Catheter and Ostomy Care
Catheter and ostomy care covers the skilled nursing services that maintain urinary catheters and bowel or urinary diversions in the home, including catheter changes, stoma assessment, pouching, and complication management. Medicare recognizes this care as inherently skilled, and it anchors many long-running home health episodes.
Why catheter and ostomy care counts as a skilled need
Medicare's Benefit Policy Manual treats the insertion and routine replacement of urinary catheters, including suprapubic catheters, as skilled nursing. Ostomy care qualifies when the patient needs post-operative teaching, has a new or complicated stoma, or develops skin breakdown or other complications. This matters operationally because a stable, scheduled skilled service such as a monthly catheter change can support home health eligibility on its own, as long as the patient also meets homebound and other criteria. Document the clinical reason the service requires a nurse: catheter type and size, difficulty of insertion, stoma condition, and any history of obstruction, infection, or leakage.

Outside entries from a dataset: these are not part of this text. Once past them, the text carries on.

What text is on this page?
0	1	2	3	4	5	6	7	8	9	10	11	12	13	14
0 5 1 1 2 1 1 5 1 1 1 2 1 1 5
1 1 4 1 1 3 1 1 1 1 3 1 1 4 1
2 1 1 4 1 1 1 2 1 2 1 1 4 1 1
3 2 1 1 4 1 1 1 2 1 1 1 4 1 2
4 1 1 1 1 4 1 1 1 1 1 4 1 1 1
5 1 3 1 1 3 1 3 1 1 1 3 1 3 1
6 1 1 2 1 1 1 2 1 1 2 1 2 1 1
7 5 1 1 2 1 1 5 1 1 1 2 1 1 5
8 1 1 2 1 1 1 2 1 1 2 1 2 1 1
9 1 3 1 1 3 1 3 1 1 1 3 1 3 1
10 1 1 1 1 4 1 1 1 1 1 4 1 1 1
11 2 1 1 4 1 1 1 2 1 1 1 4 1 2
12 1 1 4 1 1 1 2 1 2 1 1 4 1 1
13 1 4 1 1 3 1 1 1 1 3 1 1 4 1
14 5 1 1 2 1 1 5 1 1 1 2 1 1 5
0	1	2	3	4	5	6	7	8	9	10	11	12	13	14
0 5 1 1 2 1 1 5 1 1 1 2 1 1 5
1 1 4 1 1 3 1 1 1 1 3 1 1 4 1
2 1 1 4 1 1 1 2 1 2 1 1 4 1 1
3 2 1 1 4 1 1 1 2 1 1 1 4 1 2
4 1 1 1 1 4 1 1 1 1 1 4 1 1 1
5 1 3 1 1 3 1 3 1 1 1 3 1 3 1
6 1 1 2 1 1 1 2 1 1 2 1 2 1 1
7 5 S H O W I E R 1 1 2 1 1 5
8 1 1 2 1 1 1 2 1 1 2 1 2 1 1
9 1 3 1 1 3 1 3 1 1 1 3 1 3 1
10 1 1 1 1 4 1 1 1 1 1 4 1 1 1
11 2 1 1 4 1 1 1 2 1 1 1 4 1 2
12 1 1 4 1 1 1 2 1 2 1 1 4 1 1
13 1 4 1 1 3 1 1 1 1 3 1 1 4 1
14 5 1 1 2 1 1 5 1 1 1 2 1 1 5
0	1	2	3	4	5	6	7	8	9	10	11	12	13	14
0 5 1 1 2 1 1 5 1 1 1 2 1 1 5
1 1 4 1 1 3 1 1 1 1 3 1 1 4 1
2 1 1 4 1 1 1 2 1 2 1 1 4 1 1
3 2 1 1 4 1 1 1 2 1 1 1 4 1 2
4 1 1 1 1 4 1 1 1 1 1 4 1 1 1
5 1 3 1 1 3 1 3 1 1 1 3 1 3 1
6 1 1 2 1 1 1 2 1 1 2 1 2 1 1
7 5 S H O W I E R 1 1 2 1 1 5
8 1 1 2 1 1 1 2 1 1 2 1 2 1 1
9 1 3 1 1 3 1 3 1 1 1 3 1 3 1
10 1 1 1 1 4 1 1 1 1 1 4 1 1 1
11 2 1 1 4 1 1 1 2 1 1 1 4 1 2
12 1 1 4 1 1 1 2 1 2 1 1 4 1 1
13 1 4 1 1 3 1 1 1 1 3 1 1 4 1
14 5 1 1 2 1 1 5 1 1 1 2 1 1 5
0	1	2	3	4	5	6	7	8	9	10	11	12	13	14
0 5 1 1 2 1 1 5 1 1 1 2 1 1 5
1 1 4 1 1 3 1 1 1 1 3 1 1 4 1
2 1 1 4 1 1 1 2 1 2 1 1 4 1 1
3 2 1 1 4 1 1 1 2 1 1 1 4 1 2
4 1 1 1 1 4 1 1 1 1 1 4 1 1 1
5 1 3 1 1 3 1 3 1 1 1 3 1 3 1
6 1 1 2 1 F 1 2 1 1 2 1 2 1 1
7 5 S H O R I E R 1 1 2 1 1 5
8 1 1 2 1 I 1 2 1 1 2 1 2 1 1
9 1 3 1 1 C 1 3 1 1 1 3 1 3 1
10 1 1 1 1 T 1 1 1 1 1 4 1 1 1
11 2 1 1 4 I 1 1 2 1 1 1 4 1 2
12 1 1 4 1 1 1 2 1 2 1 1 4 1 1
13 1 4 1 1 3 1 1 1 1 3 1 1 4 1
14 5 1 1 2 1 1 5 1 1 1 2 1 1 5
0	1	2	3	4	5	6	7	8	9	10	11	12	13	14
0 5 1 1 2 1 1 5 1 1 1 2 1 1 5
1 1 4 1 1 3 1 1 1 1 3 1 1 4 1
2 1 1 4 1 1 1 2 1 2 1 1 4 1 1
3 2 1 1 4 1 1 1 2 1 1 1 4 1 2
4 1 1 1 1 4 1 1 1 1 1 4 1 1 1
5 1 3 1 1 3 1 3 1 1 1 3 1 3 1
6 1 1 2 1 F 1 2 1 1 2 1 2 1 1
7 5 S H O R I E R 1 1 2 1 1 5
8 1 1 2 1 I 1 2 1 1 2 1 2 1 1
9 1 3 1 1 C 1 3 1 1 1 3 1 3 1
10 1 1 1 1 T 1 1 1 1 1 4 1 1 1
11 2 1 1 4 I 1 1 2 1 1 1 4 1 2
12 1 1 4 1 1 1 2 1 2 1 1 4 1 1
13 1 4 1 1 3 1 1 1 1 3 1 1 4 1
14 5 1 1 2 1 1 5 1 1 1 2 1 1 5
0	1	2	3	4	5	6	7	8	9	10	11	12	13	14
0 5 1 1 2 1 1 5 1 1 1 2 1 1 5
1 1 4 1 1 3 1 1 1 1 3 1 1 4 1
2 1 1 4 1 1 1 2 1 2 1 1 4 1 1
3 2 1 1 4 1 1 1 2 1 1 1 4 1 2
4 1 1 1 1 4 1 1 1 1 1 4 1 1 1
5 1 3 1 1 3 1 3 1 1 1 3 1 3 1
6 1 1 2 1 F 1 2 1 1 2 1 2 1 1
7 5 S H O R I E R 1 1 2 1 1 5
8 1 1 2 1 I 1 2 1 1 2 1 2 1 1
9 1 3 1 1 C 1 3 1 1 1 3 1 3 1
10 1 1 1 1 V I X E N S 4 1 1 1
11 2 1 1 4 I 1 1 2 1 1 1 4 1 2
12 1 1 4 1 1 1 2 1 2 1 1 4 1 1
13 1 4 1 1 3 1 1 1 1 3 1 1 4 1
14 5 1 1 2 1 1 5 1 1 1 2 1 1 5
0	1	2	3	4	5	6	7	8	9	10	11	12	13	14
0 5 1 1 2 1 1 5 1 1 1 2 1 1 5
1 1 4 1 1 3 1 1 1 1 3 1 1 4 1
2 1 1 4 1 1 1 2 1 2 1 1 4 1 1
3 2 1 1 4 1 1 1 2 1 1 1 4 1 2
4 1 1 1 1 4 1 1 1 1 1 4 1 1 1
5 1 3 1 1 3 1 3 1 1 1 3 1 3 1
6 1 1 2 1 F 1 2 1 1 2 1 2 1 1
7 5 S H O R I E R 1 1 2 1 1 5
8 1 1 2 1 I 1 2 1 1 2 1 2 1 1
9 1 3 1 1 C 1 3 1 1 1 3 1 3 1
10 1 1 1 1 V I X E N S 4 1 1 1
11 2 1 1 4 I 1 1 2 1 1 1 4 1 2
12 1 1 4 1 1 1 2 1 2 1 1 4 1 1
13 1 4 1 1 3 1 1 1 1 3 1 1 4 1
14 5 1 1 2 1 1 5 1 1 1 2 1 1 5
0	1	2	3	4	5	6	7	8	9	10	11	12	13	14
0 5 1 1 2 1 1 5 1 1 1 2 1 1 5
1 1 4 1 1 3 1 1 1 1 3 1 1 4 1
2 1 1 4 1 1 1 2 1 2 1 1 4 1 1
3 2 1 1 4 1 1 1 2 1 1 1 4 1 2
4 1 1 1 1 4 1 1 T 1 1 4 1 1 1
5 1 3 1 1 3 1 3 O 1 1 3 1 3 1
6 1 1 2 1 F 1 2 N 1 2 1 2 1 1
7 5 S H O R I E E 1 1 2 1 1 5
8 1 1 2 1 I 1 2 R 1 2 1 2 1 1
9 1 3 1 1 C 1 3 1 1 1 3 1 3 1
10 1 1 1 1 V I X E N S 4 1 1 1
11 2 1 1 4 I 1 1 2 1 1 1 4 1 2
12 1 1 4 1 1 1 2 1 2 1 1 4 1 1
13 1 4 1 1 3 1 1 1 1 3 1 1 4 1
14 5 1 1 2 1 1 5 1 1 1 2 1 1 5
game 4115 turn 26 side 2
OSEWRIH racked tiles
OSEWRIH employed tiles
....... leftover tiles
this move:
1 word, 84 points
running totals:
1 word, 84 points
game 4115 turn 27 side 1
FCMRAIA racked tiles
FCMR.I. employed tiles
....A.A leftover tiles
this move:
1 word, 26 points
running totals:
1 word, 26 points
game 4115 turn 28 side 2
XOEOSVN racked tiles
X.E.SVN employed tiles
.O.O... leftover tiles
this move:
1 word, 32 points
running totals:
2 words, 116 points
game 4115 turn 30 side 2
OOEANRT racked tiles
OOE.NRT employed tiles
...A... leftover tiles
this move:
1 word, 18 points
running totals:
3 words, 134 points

What visits typically involve
Common skilled interventions include:
- Changing indwelling or suprapubic catheters on the ordered schedule, often every 4 to 6 weeks
- Irrigating catheters when ordered for sediment or partial blockage
- Assessing the stoma and peristomal skin at each visit
- Changing and refitting pouching systems as the stoma matures or the abdomen changes
- Teaching the patient or caregiver emptying, appliance changes, and skin protection
- Monitoring for urinary tract infection, blockage, stomal retraction, prolapse, or peristomal hernia
Each note should tie the intervention to the order and record the patient's response.
Coding, PDGM, and supplies
These patients usually fall into the Complex Nursing Interventions clinical grouping under PDGM, based on the principal diagnosis. Supplies are a real cost consideration: catheters, drainage bags, pouches, barriers, and related non-routine supplies are bundled into the home health payment under consolidated billing while the patient is on service, so the agency, not an outside supplier, provides them. Build supply costs into your per-episode economics and standardize your formulary. Accurate coding of the underlying condition, such as neurogenic bladder or the disease that led to the ostomy, supports both the clinical grouping and the comorbidity adjustment.
What good looks like
Strong programs pair a predictable visit cadence with a clear independence plan. For long-term catheter patients, the schedule should match the order, changes should rarely be missed, and every unplanned visit for a blocked or dislodged catheter should document the problem, intervention, and outcome. For ostomy patients, track teaching progression: who performs the pouch change, how the skin looks, and what barriers remain. Recertification narratives should explain why skilled care continues, especially for stable patients where the skilled need is the catheter change itself. Standing PRN orders for unscheduled catheter problems keep after-hours visits compliant and billable.
Frequently asked questions
Can a monthly catheter change alone keep a patient on home health?
Yes, if all other eligibility criteria are met. Medicare treats routine periodic catheter changes as skilled nursing, so a homebound patient under a plan of care can remain on service for scheduled changes. Documentation must still support homebound status and practitioner certification for each 60-day period.
Who pays for ostomy supplies while a patient is on home health?
The home health agency. Non-routine medical supplies, including ostomy pouches and skin barriers, are bundled into the PDGM payment under consolidated billing while the patient is under a home health plan of care. After discharge, the patient can obtain supplies through a Part B supplier.
Is ostomy teaching still skilled if the patient has had the ostomy for years?
Usually only if something has changed. A new complication, peristomal skin breakdown, a decline in the patient's ability to self-manage, or a new caregiver can re-establish the need for skilled teaching. Routine pouch changes for a stable, independent patient are not a skilled service.